Create Your Free AccountAfrican fantasy readers are drawn to a continent-spanning body of mythological and cultural traditions that have been largely absent from mainstream fantasy — the Yoruba orishas, the Akan Anansi tradition, the Zulu and Ndebele oral histories, the great empires of Mali, Songhai, and Great Zimbabwe, the Swahili coastal trading culture, and the vast diversity of spiritual traditions across fifty-four nations with thousands of distinct cultures and languages. Readers appreciate the genuine diversity within what the umbrella term “African fantasy” covers, and they respond most strongly to fiction that is grounded in a specific tradition — a specific culture, a specific mythology, a specific geographic region — rather than in a generalized “African” aesthetic that does not correspond to any real cultural reality.
Several specific traditions have generated substantial bodies of African fantasy fiction. Yoruba mythology — the orishas, the concept of destiny (ori), the relationship between the human and divine worlds — has been the most productive single tradition, partly because of the diaspora traditions (Candomblé, Santería, Vodou) that have kept it alive and accessible. West African trickster traditions — Anansi the spider, other shapeshifting figures — have generated both literary fiction and middle grade fantasy. Pre-colonial African empires — the Mali Empire and Mansa Musa, the Songhai Empire, Great Zimbabwe, the Kingdom of Benin — provide historical settings of genuine grandeur for epic fantasy. East African coastal and horn of Africa traditions are less represented but growing. North African traditions (Berber, Tuareg) have their own distinct mythological heritage separate from both sub-Saharan and Arab traditions.
African fantasy readers — especially those from the cultures being depicted — evaluate African fantasy on specificity and research: whether the author has engaged with actual sources rather than secondhand generalizations, whether the cultural practices depicted correspond to real traditions, whether the spiritual systems are rendered with understanding rather than as exotic atmosphere, and whether the characters feel like people from specific cultures rather than generic “African” characters. Author background matters to some readers but is not determinative; what matters most is the quality and depth of engagement. Authors who are not from the cultures they depict should do more research, not less, and should acknowledge their sources and their position in their author's notes.
Several story structures are specific to or particularly resonant in African fantasy. The orisha-centered plot, in which the protagonist is chosen by, in conflict with, or in service to a specific orisha whose domain shapes the story's genre. The trickster narrative, in which the protagonist navigates the world through cleverness and transformation rather than through force. The oral history structure, in which the story is told by a griot or other keeper of communal memory, giving the narrative a specific relationship to community and tradition.
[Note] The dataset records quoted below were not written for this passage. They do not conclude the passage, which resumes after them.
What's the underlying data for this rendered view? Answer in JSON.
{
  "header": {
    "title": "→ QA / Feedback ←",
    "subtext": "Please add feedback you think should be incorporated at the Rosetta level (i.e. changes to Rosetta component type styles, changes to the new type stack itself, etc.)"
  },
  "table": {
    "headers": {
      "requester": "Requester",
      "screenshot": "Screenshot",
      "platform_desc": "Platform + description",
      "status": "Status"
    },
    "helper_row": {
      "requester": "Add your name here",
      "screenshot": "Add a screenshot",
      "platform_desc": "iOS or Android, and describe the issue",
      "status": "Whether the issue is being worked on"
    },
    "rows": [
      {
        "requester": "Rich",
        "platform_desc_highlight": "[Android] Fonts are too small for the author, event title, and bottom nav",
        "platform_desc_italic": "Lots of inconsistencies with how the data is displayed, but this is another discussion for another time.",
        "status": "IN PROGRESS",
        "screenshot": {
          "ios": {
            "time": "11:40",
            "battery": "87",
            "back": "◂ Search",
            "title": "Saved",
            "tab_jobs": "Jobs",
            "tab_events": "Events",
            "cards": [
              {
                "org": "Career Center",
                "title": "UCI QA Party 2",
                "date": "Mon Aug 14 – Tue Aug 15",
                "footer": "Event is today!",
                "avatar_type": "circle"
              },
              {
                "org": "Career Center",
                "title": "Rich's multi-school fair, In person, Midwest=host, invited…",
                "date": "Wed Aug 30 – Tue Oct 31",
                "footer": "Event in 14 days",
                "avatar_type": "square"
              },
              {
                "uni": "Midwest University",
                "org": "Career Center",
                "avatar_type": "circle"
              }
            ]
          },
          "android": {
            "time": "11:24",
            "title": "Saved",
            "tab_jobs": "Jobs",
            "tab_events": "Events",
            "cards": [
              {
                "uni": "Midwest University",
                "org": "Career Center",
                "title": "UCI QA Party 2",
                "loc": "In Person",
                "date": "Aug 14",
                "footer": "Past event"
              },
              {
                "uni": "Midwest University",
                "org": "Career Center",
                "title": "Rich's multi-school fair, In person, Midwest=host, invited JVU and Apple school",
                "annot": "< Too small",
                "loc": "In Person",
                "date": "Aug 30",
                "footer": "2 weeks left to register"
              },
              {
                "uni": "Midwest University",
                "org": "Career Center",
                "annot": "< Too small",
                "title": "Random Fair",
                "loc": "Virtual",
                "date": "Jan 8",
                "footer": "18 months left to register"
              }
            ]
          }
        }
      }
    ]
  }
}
The great empire narrative, in which the protagonist navigates the politics, military campaigns, and spiritual responsibilities of one of Africa's historical powers. And the diaspora return structure, in which a character from the African diaspora returns (literally or spiritually) to the traditions that were severed by the slave trade.
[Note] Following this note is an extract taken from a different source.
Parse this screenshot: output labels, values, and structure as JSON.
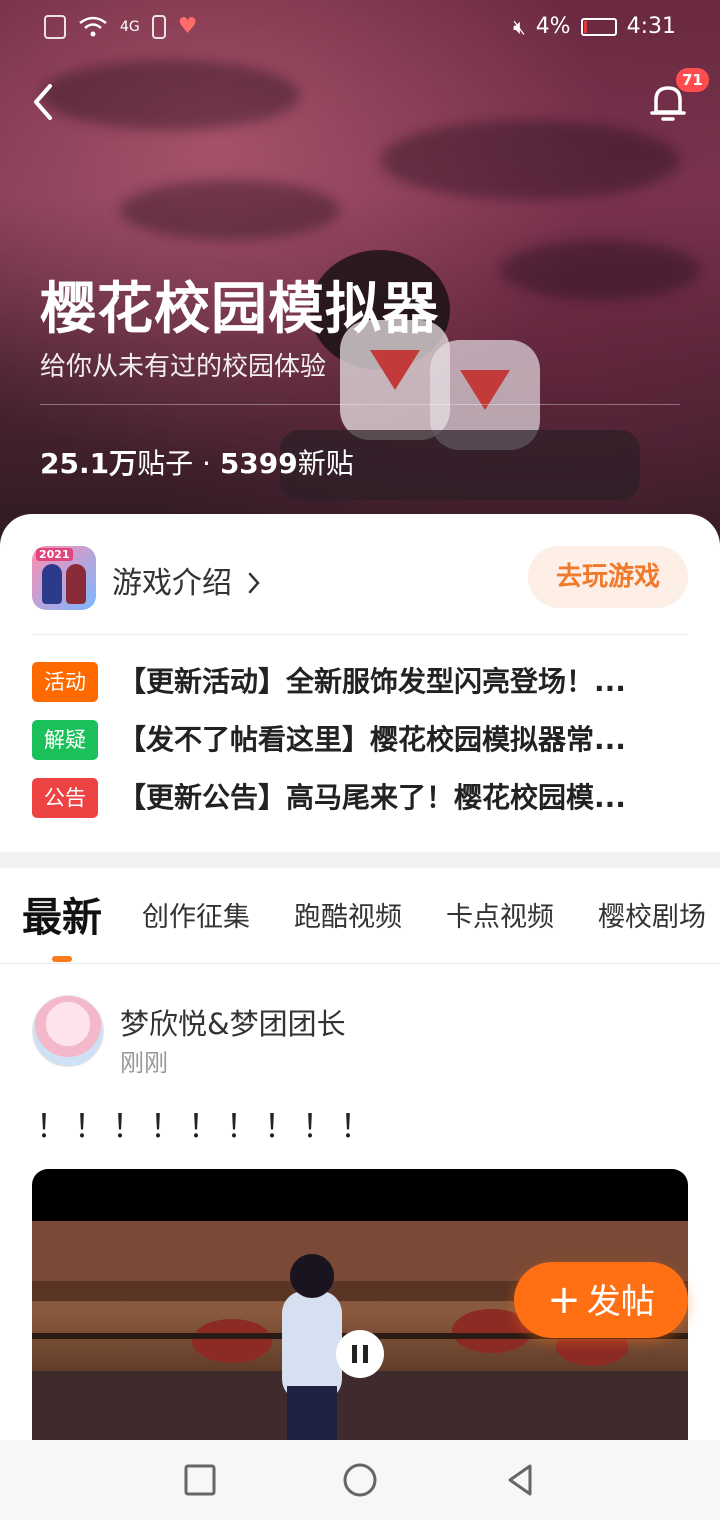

African fantasy benefits from ARC readers who specifically seek fiction grounded in African mythological and cultural traditions — readers who have actively looked for African-inspired fantasy and who understand that “African fantasy” covers enormous diversity. In your ARC pitch, be specific: name the tradition (Yoruba, Akan, Zulu, Mali Empire), the specific mythological elements or historical period, and the story structure. Readers who are drawn to the specific tradition you are working in will be far more valuable advocates than general fantasy readers. These readers are often highly networked within their communities and can generate significant organic word-of-mouth within the African fantasy and #OwnVoices reading communities.